4. Mangrove loss worsens Asian tsunami
In 2004, an earthquake and tsunami in the Indian Ocean killed more than 230,000 people. The hardest-hit countries were Indonesia, Sri Lanka, India and Thailand, all of which experienced significant declines in mangrove cover, according to a report by the Environmental Justice Foundation. From 1980 to 2000, the area covered by mangroves in these countries decreased by 28%. In places where trees had been destroyed, the waves surged inland, killing more people and exacerbating the destruction of homes and livelihoods. “Mangrove forests have played a crucial role in saving lives and property,” the report said.
Mangroves absorb the impact of waves and sea level rise with their large root systems, which dissipate energy. “Conservation and restoration of coastal mangrove areas is essential if coastal communities are to recover and be protected from similar events,” the report concludes.
5. As bees disappear, fruit trees in China are being hand-pollinated
In southwest China’s Sichuan province, widespread pesticide use coupled with habitat destruction means farmers have to haul pots of pollen to self-pollinate pear and apple trees, according to Dave Goulson, a biology professor at the University of Sussex. This means using a brush attached to a long bamboo pole to dab inside each flower. According to one study, about 30% of Chinese pear trees are artificially pollinated.
Pollinating insects are vital to human food security: three quarters of crops depend on them.
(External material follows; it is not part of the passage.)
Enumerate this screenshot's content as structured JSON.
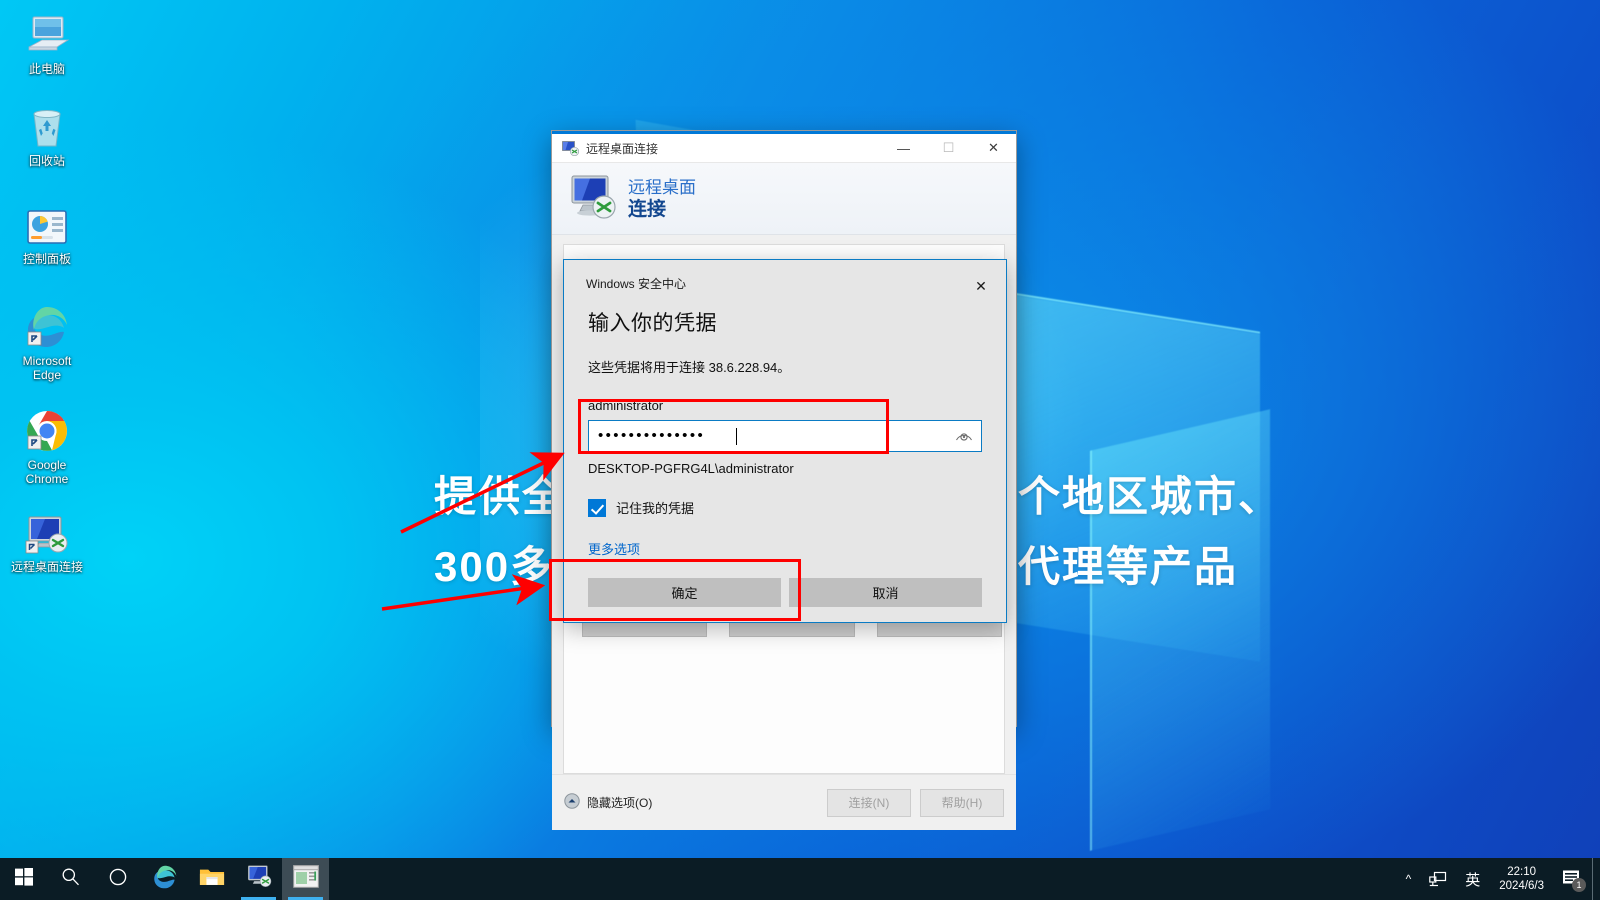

They are also crucial to other wildlife, as a food source and as pollinators of wild plants. But the lack of wild pollinators is impacting food production around the world. In the United States, researchers studied seven crops grown in 13 states and found five showed that a lack of bees is affecting how much food can be grown, including apples, blueberries and cherries.
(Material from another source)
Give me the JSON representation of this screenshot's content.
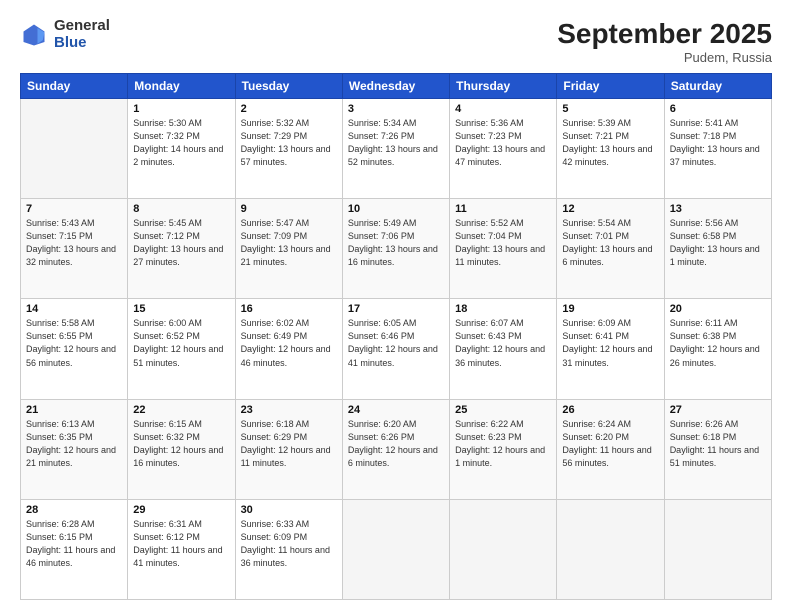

6. Pesticides kill more than bad pests
Since World War II, our main defense against crop pests has been man-made pesticides. But these chemicals also kill off beneficial insects, including parasitoid wasps, lacewings and ladybugs, which prey on common pests and provide support for farmers and gardeners.
Researchers in Brazil have found that ants may be more effective than pesticides at helping farmers produce food because they are better at killing pests, reducing plant damage and increasing crop yields. This is because they are “generalist” predators, hunters of parasites that damage fruits, seeds and leaves. Scientists looked at the impact of 26 ant species (mainly tree ants) on 17 crops, including citrus, mango, apple and soybean. According to the paper, published in Proceedings of the Royal Society B, they do best in diverse agricultural systems, such as agroforestry and shade cropping, because they have more places to nest.
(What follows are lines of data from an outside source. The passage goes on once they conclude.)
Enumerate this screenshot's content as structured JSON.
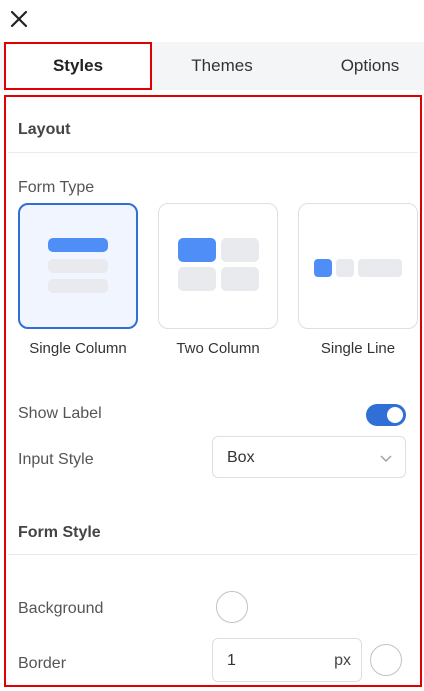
{
  "window": {
    "close_icon": "close-icon"
  },
  "tabs": [
    {
      "label": "Styles",
      "active": true
    },
    {
      "label": "Themes",
      "active": false
    },
    {
      "label": "Options",
      "active": false
    }
  ],
  "layout": {
    "title": "Layout",
    "form_type": {
      "label": "Form Type",
      "options": [
        {
          "label": "Single Column",
          "selected": true
        },
        {
          "label": "Two Column",
          "selected": false
        },
        {
          "label": "Single Line",
          "selected": false
        }
      ]
    },
    "show_label": {
      "label": "Show Label",
      "enabled": true
    },
    "input_style": {
      "label": "Input Style",
      "value": "Box"
    }
  },
  "form_style": {
    "title": "Form Style",
    "background": {
      "label": "Background"
    },
    "border": {
      "label": "Border",
      "value": "1",
      "unit": "px"
    }
  },
  "colors": {
    "accent": "#2f6fd6",
    "preview_primary": "#4f8ef7",
    "preview_muted": "#e9eaee",
    "highlight_outline": "#e00000"
  }
}
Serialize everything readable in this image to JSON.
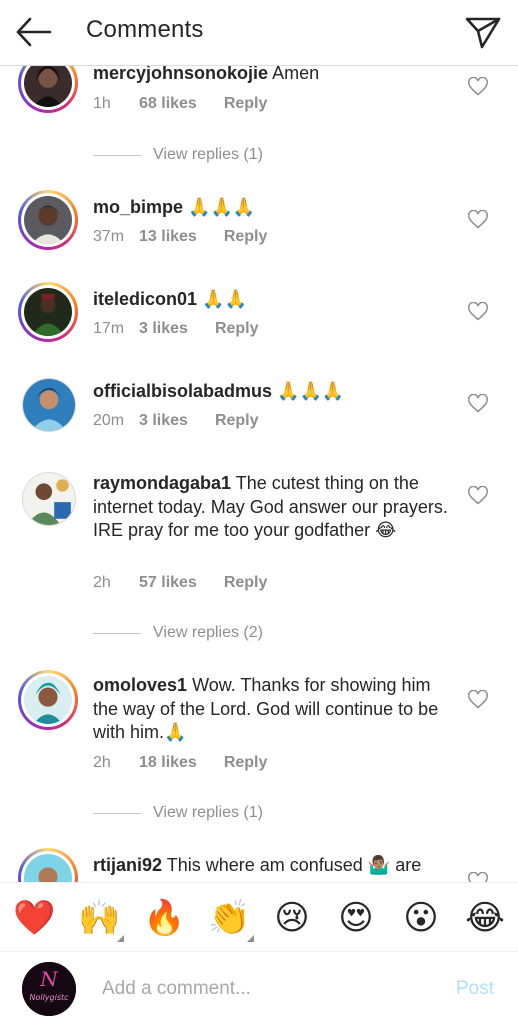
{
  "header": {
    "title": "Comments",
    "back_icon": "arrow-left-icon",
    "send_icon": "paper-plane-icon"
  },
  "comments": [
    {
      "username": "mercyjohnsonokojie",
      "text": "Amen",
      "time": "1h",
      "likes": "68 likes",
      "reply": "Reply",
      "view_replies": "View replies (1)"
    },
    {
      "username": "mo_bimpe",
      "text": "🙏🙏🙏",
      "time": "37m",
      "likes": "13 likes",
      "reply": "Reply"
    },
    {
      "username": "iteledicon01",
      "text": "🙏🙏",
      "time": "17m",
      "likes": "3 likes",
      "reply": "Reply"
    },
    {
      "username": "officialbisolabadmus",
      "text": "🙏🙏🙏",
      "time": "20m",
      "likes": "3 likes",
      "reply": "Reply"
    },
    {
      "username": "raymondagaba1",
      "text": "The cutest thing on the internet today. May God answer our prayers. IRE pray for me too your godfather 😂",
      "time": "2h",
      "likes": "57 likes",
      "reply": "Reply",
      "view_replies": "View replies (2)"
    },
    {
      "username": "omoloves1",
      "text": "Wow. Thanks for showing him the way of the Lord. God will continue to be with him.🙏",
      "time": "2h",
      "likes": "18 likes",
      "reply": "Reply",
      "view_replies": "View replies (1)"
    },
    {
      "username": "rtijani92",
      "text": "This where am confused 🤷🏽‍♂️ are"
    }
  ],
  "emoji_bar": [
    "❤️",
    "🙌",
    "🔥",
    "👏",
    "😢",
    "😍",
    "😮",
    "😂"
  ],
  "composer": {
    "placeholder": "Add a comment...",
    "post_label": "Post",
    "avatar_text": "Nollygistc"
  }
}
7. The loss of coral reefs leaves coastal properties unprotected
Like mangroves, coral reefs are a natural barrier to waves and storms. Because of their hard and jagged formations they can protect coastal communities and reduce the threat of erosion. They make it more likely that waves will break offshore, reducing wave energy by an average of 97% by the time they hit land. It is estimated that nearly 200 million people in coastal areas around the world depend on the protection of coral reefs. Research shows that in the United States they provide more than $1.8 billion annually in flood protection benefits.
However, developments such as marinas and docks as well as pollution damage these reefs. Corals are also destroyed by rising temperatures, leading to mass bleaching. Research suggests that virtually all of the planet’s corals will suffer from severe bleaching if global temperatures rise by 1.5C.